Distribution requirement guidelines, whether “forced” (as in controversial stacked ratings) or, more commonly, simply recommended, help ensure that the ratings have meaning.
“From our school days, we all remember that some teachers were easy graders and some were strict. An ‘A’ from professor Smith was equivalent to a ‘B’ from professor Jones.” Distribution requirements can “ensure that the same yardstick is used, so that performance ratings are accurate.”
Grote offered the following basic distribution requirement as “a reasonable example”:
• Needs improvement/2—10-15%
• Good solid performer/3—50-60%
One issue is weak managers who tell subordinates that “the process” forces them to give out less-than-stellar appraisals. Again, train managers to communicate that a mid-level rating connotes a good, solid performance — and that they are expected to “wear the company hat” instead of passing the buck.
As a matter of policy, Grote also advised that “all performance appraisals and ratings must be reviewed and approved by the appraisal-writer’s boss before any other action is taken.” When managers know that their own supervisor will see how they are rating their direct reports, “it encourages managers to take the matter seriously.”
The objective of calibration sessions is to ensure that different managers apply similar standards in measuring and evaluating the performance of subordinates — that is, “to ensure a level playing field by neutralizing the effect of ‘tough graders’ and ‘easy graders’ on performance appraisal ratings,” Grote said.
The process typically operates this way:
• Managers prepare preliminary performance appraisals, including proposed appraisal ratings.
• Managers who supervise similar groups of employees meet and post names and ratings for all to review.
• Participants review and discuss their proposed appraisal ratings for every employee.
• Participants adjust ratings to assure accuracy and consistency.
• Final performance appraisals are prepared.
Calibration “makes it easier for managers to deliver honest but negative performance appraisals,” Grote said. It also has the benefit of exposing talented employees to a larger number of senior leaders.
To work well, managers must be trained to prepare for and participate appropriately in a calibration session, and to differentiate performance accurately — particularly when many people are rated the same. Grote also highlighted the need to “provide skilled and brave facilitators” for calibration sessions, particularly the first time. “The facilitator’s role is to make sure that ratings managers have data, not just favorable or unfavorable views,” he noted.
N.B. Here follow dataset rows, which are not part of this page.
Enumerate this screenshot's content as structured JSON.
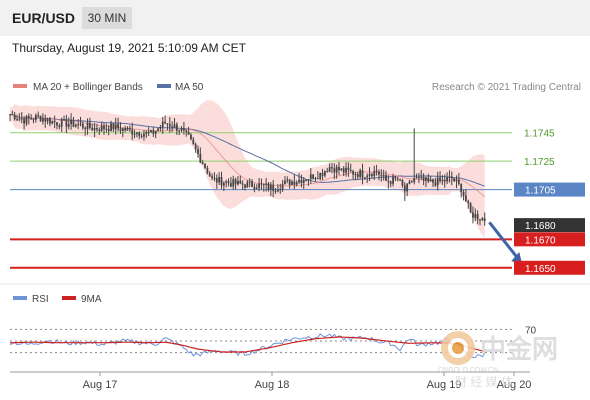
{
  "header": {
    "symbol": "EUR/USD",
    "timeframe": "30 MIN"
  },
  "datetime": "Thursday, August 19, 2021 5:10:09 AM CET",
  "legend": {
    "ma_bb": "MA 20 + Bollinger Bands",
    "ma50": "MA 50",
    "credit": "Research © 2021 Trading Central"
  },
  "rsi_legend": {
    "rsi": "RSI",
    "ma9": "9MA"
  },
  "watermark": {
    "brand": "中金网",
    "slogan": "财 经 媒 体",
    "domain": "CNGOLD.COM.CN"
  },
  "colors": {
    "candle": "#444444",
    "bb_fill": "#f9d3d0",
    "ma20": "#e5827c",
    "ma50": "#5b6fa7",
    "green_level": "#8fcf6c",
    "blue_level": "#5b86c5",
    "red_level": "#d81f1f",
    "last_price": "#333333",
    "arrow": "#3e63a6",
    "rsi": "#6f93d8",
    "rsi_ma": "#cc2222",
    "label_green": "#4e9b2b"
  },
  "chart_data": [
    {
      "type": "candlestick",
      "title": "EUR/USD 30 MIN",
      "xlabel": "",
      "ylabel": "",
      "x_ticks": [
        "Aug 17",
        "Aug 18",
        "Aug 19",
        "Aug 20"
      ],
      "ylim": [
        1.164,
        1.1768
      ],
      "grid": false,
      "legend_position": "top-left",
      "series": [
        {
          "name": "MA 20 + Bollinger Bands",
          "style": "line+band"
        },
        {
          "name": "MA 50",
          "style": "line"
        }
      ],
      "price_path": [
        [
          0,
          1.1758
        ],
        [
          6,
          1.1754
        ],
        [
          12,
          1.1756
        ],
        [
          20,
          1.1752
        ],
        [
          28,
          1.1751
        ],
        [
          36,
          1.1748
        ],
        [
          44,
          1.1749
        ],
        [
          52,
          1.1746
        ],
        [
          60,
          1.1744
        ],
        [
          66,
          1.1752
        ],
        [
          72,
          1.1748
        ],
        [
          76,
          1.1741
        ],
        [
          82,
          1.1724
        ],
        [
          86,
          1.1712
        ],
        [
          96,
          1.1709
        ],
        [
          106,
          1.1708
        ],
        [
          112,
          1.1706
        ],
        [
          118,
          1.171
        ],
        [
          126,
          1.1713
        ],
        [
          132,
          1.1716
        ],
        [
          136,
          1.1721
        ],
        [
          142,
          1.1718
        ],
        [
          150,
          1.1716
        ],
        [
          156,
          1.1718
        ],
        [
          160,
          1.1711
        ],
        [
          165,
          1.1712
        ],
        [
          168,
          1.1704
        ],
        [
          172,
          1.1713
        ],
        [
          178,
          1.171
        ],
        [
          184,
          1.1711
        ],
        [
          188,
          1.1713
        ],
        [
          192,
          1.1706
        ],
        [
          196,
          1.1688
        ],
        [
          202,
          1.1684
        ]
      ],
      "levels": [
        {
          "label": "1.1745",
          "value": 1.1745,
          "kind": "resistance"
        },
        {
          "label": "1.1725",
          "value": 1.1725,
          "kind": "resistance"
        },
        {
          "label": "1.1705",
          "value": 1.1705,
          "kind": "pivot"
        },
        {
          "label": "1.1680",
          "value": 1.168,
          "kind": "last_price"
        },
        {
          "label": "1.1670",
          "value": 1.167,
          "kind": "support"
        },
        {
          "label": "1.1650",
          "value": 1.165,
          "kind": "support"
        }
      ],
      "forecast_arrow": {
        "from": [
          204,
          1.1682
        ],
        "to": [
          218,
          1.1652
        ]
      }
    },
    {
      "type": "line",
      "title": "RSI",
      "series": [
        {
          "name": "RSI"
        },
        {
          "name": "9MA"
        }
      ],
      "ylim": [
        0,
        100
      ],
      "reference_levels": [
        70,
        50,
        30
      ],
      "tick_labels": [
        "70"
      ],
      "rsi_path": [
        [
          0,
          48
        ],
        [
          8,
          44
        ],
        [
          16,
          51
        ],
        [
          24,
          46
        ],
        [
          32,
          48
        ],
        [
          40,
          44
        ],
        [
          48,
          50
        ],
        [
          56,
          47
        ],
        [
          62,
          45
        ],
        [
          66,
          54
        ],
        [
          70,
          47
        ],
        [
          74,
          38
        ],
        [
          78,
          26
        ],
        [
          82,
          28
        ],
        [
          88,
          34
        ],
        [
          94,
          30
        ],
        [
          100,
          28
        ],
        [
          106,
          35
        ],
        [
          112,
          44
        ],
        [
          118,
          52
        ],
        [
          124,
          56
        ],
        [
          130,
          58
        ],
        [
          136,
          60
        ],
        [
          140,
          55
        ],
        [
          146,
          54
        ],
        [
          152,
          56
        ],
        [
          158,
          48
        ],
        [
          162,
          46
        ],
        [
          166,
          36
        ],
        [
          170,
          55
        ],
        [
          174,
          42
        ],
        [
          178,
          46
        ],
        [
          182,
          47
        ],
        [
          186,
          52
        ],
        [
          190,
          44
        ],
        [
          194,
          30
        ],
        [
          198,
          22
        ],
        [
          202,
          27
        ]
      ],
      "ma_path": [
        [
          0,
          47
        ],
        [
          10,
          48
        ],
        [
          20,
          47
        ],
        [
          30,
          47
        ],
        [
          40,
          47
        ],
        [
          50,
          48
        ],
        [
          60,
          47
        ],
        [
          66,
          48
        ],
        [
          72,
          44
        ],
        [
          80,
          36
        ],
        [
          90,
          31
        ],
        [
          100,
          31
        ],
        [
          110,
          38
        ],
        [
          120,
          47
        ],
        [
          130,
          54
        ],
        [
          140,
          57
        ],
        [
          150,
          55
        ],
        [
          160,
          50
        ],
        [
          170,
          46
        ],
        [
          180,
          47
        ],
        [
          190,
          46
        ],
        [
          196,
          38
        ],
        [
          202,
          32
        ]
      ]
    }
  ]
}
Grote recommends the traditional “low tech” system of using wall-mounted flip charts divided by the ratings scale, with a Post-it note for each employee being evaluated, so that the distribution of Post-it notes in relation to the distribution guidelines is visually clear.
While it’s important to group employees together in appropriate pools based on the common nature of work, the process can work when evaluating large groups, using big boards that take up a good share of wall space and dozens of Post-its, with sessions lasting up to two to three hours.
“Give out ground rules for appropriate behavior during the session, and make participants responsible for policing each other,” Grote advised.
With discussion, Post-it notes get moved as managers realize they may be applying different standards than other managers, and as they share their experiences with employees who aren’t direct reports or their evaluations of those employees’ work results.
Managers may be asked why someone is a “4” and not a “3” — and to justify that decision with data and examples. Similarly, they may be asked why someone whose work is highly regarded wasn’t rated a “4” or a “5.”
“There’s an emotional impact when a manager realizes his or her rating of an employee was too low or too high, and gets up and changes the Post-it’s position,” Grote observed.